Thanksgiving! That wonderful time when we eat too much, watch too much football, and cram too many family members at the adult table. Unfortunately, if the daytime talk show hosts and political pundits have their way, fewer people will gather together. Today, we are hearing that if someone in your family or circle of friends voted against the way you voted, you should cut them out of your life. Your family is your constant. They support you physically, emotionally, and sometimes even financially. Yet a psychiatrist says that you should cut them out for your mental well-being.
Psychiatrists are doctors, and doctors are sworn to do no harm. This very behavior is harmful. Telling people not to love people different from themselves flies in the face of the second greatest commandment: to love your neighbor as yourself.

This reminds me of the man who was beaten, robbed, and left for dead and was ignored by his neighbors, who espoused the same political and religious beliefs. Worse, they were leaders in the church. Yet they ignored him. Not long after, a man who held polar opposite views from the injured man, a man the injured man hated, happened by. The man’s enemy was so concerned that he stopped, got out of the first aid kit, bandaged him up, and took him to a place where he could get proper care and food, and he even paid for it all. Again, these two men were sworn enemies, but the enemy helped the injured man. That is the story of the good Samaritan that Jesus told.

The Samaritans and the Jewish people hated one another.
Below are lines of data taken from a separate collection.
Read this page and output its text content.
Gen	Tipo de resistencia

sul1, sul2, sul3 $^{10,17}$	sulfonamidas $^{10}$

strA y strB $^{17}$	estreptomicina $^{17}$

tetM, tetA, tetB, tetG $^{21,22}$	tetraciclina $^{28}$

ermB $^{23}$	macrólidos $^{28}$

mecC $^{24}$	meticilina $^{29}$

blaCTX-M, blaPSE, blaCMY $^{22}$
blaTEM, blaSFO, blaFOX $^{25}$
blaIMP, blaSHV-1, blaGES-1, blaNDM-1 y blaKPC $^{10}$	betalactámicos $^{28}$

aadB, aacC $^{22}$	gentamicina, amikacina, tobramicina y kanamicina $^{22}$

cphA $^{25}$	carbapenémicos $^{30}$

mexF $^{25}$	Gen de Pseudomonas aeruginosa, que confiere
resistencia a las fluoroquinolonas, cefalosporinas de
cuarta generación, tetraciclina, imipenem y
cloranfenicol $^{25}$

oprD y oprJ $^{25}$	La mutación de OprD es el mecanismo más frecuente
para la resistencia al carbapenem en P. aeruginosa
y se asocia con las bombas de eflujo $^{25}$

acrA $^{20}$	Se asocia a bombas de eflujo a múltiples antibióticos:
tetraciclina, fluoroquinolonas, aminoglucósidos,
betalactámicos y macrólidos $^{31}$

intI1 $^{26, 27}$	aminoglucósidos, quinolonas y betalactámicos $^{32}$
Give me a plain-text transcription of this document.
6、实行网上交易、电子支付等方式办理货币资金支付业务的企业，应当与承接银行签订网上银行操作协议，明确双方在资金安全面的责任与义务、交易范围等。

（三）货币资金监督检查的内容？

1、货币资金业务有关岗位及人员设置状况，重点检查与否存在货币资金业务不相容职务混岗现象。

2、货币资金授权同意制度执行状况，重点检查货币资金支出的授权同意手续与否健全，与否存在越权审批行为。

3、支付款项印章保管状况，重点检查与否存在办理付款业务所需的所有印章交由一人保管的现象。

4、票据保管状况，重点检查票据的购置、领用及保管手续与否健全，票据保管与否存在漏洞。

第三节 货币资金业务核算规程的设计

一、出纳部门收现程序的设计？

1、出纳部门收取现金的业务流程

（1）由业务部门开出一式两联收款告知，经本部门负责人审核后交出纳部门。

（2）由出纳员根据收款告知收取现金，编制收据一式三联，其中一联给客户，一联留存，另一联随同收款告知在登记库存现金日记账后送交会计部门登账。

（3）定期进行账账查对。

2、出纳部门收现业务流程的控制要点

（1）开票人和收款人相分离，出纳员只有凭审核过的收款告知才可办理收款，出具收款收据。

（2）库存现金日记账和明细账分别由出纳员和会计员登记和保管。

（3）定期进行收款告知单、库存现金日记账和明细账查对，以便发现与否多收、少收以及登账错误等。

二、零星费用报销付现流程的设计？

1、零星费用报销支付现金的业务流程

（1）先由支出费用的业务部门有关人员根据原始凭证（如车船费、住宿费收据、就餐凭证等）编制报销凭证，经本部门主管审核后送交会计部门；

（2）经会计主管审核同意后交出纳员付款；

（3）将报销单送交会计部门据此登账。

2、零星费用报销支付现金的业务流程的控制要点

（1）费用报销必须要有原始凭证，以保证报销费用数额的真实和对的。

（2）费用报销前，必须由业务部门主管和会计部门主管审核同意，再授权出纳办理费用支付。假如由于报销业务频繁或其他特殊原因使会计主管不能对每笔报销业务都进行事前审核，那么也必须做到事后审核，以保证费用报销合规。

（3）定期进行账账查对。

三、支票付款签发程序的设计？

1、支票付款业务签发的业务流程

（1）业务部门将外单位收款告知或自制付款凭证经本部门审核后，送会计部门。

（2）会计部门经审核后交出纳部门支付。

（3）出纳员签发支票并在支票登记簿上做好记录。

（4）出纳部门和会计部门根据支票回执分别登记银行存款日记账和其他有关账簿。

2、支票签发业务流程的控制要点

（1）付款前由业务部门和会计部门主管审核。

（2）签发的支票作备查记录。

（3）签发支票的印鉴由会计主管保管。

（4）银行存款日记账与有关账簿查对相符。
Jewish people considered Samaritans garbage, half breeds. And the Samaritans did not have a high opinion of the Jewish people either. After telling the parable, Jesus asked his disciples which one of the three men treated the injured man like God commanded: to Love Your Neighbor as yourself. It wasn’t the two men who believed the exact same things that the injured and beaten man believed. No, it was the man whom the injured man considered his enemy. The Samaritan treated him as the Lord commanded and loved the man as he loved himself.
No one hates themselves. And everyone, no matter what their belief, their political stance, their financial standing, their race or gender, everyone is your neighbor. You and I are commanded to love everyone like the Samaritan loved the beaten Jewish man.
” Dear friends, let us love one another, for love comes from God. Everyone who loves has been born of God and knows God. Whoever does not love does not know God because God is love.”(1 John 4: 7-8)

We are not to hate those who think differently than us; we are to love them and follow God’s example. I believe in what the Bible says in Proverbs 21:1, “The king’s heart is like a stream of water directed by the Lord; he guides it wherever he pleases.”
In other words, no matter who is in charge, God can use anyone, even someone you do not like, to achieve his good and perfect well. That person may not even know why they’re doing it. But God is working in them. Put simply, no matter who’s in the White House. God is still on the throne of Heaven. Trust in Him alone. He has absolute authority.